According to the Agritech Association of Australia, Agritech is the application of technology to agricultural production, food and the food supply chain. But what is technology? Is plant breeding involving CRISPR gene editing considered ‘tech’? Not necessarily. As Dennis Denuto said in “The Castle”, it’s about the vibe… and specifically for Agtech, it’s about the digital vibe. So, generally speaking, there needs to be software and coding somewhere within the tech solution.

The old delineation of whether the value proposition is the business of selling the digital technology (eg, a software subscription or licence), as opposed to selling something enabled by technology, no longer seems to apply. Amazon took care of that concept decades ago. Nobody buys Amazon – they buy a toaster through Amazon. Amazon clips the ticket just like a traditional retailer except Amazon’s business model is enabled by the digital interface, rather than a physical shop front. But when so many manufactured products have a digital microprocessor within, including the toaster you just bought on Amazon, isn’t everything, other than a shovel, enabled by ‘tech’ now.

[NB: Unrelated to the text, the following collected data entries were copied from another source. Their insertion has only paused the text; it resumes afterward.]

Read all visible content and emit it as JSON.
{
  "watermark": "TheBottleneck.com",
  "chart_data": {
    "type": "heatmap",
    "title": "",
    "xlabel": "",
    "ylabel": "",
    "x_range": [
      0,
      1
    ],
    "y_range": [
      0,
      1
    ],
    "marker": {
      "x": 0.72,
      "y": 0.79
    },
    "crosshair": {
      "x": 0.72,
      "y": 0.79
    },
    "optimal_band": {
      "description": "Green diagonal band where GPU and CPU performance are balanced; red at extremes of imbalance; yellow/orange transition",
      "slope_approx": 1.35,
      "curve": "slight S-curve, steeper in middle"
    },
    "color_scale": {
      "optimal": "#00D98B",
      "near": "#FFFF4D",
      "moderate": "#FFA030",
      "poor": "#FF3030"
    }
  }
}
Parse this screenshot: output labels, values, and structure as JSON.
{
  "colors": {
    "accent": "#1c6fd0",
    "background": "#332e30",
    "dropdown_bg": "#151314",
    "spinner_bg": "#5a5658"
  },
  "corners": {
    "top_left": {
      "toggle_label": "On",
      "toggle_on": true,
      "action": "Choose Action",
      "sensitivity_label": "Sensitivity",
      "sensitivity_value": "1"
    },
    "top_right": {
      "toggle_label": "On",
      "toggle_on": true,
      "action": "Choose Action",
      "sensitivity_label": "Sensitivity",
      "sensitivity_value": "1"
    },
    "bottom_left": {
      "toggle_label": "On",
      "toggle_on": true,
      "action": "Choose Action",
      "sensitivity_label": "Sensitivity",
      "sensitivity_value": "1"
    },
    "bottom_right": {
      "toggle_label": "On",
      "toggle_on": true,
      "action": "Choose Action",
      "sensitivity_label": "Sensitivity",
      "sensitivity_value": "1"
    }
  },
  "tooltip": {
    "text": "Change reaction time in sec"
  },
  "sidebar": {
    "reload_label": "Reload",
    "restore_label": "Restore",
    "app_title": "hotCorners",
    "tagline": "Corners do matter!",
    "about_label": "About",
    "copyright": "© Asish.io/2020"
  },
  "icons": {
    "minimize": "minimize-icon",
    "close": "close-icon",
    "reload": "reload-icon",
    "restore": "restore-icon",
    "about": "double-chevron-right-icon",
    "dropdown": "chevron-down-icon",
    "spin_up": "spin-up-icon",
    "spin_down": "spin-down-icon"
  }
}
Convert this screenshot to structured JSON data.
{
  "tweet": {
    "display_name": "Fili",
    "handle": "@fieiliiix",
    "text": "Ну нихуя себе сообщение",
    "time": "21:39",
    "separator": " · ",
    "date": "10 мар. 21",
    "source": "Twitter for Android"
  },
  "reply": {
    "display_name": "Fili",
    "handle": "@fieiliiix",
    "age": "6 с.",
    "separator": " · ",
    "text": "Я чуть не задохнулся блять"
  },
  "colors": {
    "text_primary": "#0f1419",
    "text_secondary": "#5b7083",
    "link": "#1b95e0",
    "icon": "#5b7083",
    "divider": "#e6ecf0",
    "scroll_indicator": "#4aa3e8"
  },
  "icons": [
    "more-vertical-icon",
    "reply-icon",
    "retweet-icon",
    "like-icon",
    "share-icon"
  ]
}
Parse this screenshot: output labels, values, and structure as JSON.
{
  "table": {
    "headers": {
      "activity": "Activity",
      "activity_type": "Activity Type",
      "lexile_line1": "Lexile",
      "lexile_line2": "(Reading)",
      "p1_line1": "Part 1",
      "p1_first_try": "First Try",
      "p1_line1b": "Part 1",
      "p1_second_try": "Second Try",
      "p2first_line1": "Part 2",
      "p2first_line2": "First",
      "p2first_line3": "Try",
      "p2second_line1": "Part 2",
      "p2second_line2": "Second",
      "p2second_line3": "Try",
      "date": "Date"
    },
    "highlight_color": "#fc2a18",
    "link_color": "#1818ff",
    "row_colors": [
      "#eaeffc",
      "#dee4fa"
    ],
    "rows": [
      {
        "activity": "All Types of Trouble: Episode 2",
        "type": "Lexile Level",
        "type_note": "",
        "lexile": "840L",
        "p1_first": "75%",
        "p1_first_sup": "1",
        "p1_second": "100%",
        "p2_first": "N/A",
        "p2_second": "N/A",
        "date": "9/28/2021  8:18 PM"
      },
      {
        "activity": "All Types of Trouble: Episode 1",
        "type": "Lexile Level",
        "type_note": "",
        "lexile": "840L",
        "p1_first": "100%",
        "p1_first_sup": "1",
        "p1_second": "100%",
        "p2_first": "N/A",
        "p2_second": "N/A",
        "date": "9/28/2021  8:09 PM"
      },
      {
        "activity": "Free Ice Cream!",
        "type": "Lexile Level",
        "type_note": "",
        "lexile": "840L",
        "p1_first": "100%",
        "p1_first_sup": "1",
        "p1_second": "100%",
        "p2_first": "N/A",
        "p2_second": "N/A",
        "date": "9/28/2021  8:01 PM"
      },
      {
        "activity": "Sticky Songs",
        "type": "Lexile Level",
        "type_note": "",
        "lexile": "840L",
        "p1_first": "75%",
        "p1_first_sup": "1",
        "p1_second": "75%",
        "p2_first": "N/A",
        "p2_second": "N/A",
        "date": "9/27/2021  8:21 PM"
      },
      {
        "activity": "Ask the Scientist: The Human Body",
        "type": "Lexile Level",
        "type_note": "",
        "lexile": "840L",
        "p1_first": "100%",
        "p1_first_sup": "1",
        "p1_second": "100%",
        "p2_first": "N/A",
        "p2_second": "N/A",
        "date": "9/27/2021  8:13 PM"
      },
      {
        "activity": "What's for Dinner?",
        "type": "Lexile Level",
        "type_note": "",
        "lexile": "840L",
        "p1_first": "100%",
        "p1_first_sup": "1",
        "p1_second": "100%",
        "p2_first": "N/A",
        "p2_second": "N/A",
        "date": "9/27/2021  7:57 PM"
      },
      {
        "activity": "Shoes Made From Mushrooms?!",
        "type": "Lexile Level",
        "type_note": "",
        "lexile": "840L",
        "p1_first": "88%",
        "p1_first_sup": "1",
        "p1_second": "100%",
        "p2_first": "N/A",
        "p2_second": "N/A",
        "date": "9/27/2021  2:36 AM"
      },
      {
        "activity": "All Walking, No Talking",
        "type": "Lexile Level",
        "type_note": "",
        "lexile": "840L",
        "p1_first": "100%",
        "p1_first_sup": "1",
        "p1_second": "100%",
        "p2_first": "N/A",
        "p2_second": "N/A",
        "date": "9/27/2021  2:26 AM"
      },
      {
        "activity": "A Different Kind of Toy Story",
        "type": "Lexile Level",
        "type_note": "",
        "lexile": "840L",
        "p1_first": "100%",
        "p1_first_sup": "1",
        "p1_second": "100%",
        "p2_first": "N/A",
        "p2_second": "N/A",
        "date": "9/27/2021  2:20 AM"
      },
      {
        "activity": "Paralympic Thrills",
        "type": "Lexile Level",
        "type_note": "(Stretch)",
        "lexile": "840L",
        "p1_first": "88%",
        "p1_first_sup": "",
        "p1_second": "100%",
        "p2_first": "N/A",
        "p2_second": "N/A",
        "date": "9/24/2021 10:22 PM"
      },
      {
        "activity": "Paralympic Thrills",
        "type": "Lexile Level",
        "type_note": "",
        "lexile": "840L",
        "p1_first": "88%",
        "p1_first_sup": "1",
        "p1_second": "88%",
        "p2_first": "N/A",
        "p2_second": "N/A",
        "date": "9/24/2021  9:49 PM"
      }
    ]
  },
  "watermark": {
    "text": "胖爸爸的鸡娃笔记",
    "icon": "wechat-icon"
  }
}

The vague ‘vibe’ delineation continues further. For example, automated vehicles are tech but a software enabled tractor isn’t.  A drone is tech but a Boeing 737, kept in the air through millions of lines of software code, isn’t. A controlled environment, vertical salad greens growing facility is tech, but a greenhouse isn’t. The vibe is that ‘tech’ must involve a new business model (the risk wary may prefer the word ‘unproven’).  

It’s about now that a look back at history is useful. The late 90s internet-driven wave of digital investment (the dot.com era) was infamous for writing off ‘old economy’ organisations such as car manufacturers and mining companies. New economy internet-enabled businesses were the in-thing. However, importantly, the low interest rate environment in the late 90s fuelled the business models that drove tech and gave rise to the vernacular of ‘start-up’. Cheap money was looking for a home and the age of the internet spawned a multitude of good (and many bad) ideas that sucked up those dollars like a V8 powered Hoover.

Perhaps that gives an insight into the origins of ‘tech’ in today’s context. We have just lived through the age of free money, driven by quantitative easing. At no other time in modern day history did negative interest rates exist. This flush of bucks was seeking significant returns and had to look outside the boundaries of ‘normal’ to attempt to find them. Is it any surprise that some of it flowed to new business models devised using the concurrent spread of connectivity? Everyone has a data-enabled computer in their pocket (i.e. smartphone) that is connected through a network to massive data storage and processing capacity called the Cloud. This tech has disrupted the taxi industry (Uber), the movie industry (Netflix), the recorded music industry (Spotify) and so on. The same connectivity allowed rapid pursuit of automation which has nicely collided with electrification and tech has advanced into the physical world as the Internet of Things. And that is the doorway that Agtech has truly entered.    

All new business models must: create a new category; compete with incumbents by doing things more efficiently (cheaper); and/or develop a proposition that customers will pay more for. In the world of agriculture, value creation is intrinsically related to the physical world. Freighting a tonne of hay involves fighting friction and gravity through the utilisation of equipment and energy. It is difficult for a digital solution to materially change those costs and hence Agtech has had to look very hard to find models that work in a vast physical environment with few users and poor connectivity. Simple information solutions were the low hanging fruit, complex information solutions involving sensors and algorithms the next frontier, and fully automated farming systems the Agtech holy grail.

As we saw in 2000, the rubber hits the road for new tech-models once the cost of capital increases, which is happening right now - fast. Once investor money is expended, cashflow, the lifeblood of a business, is reliant on profit, and if there is one thing tech companies historically struggle with, it’s generating a profit.

Agtech models will be under stress in the coming months and years - which do you think will survive?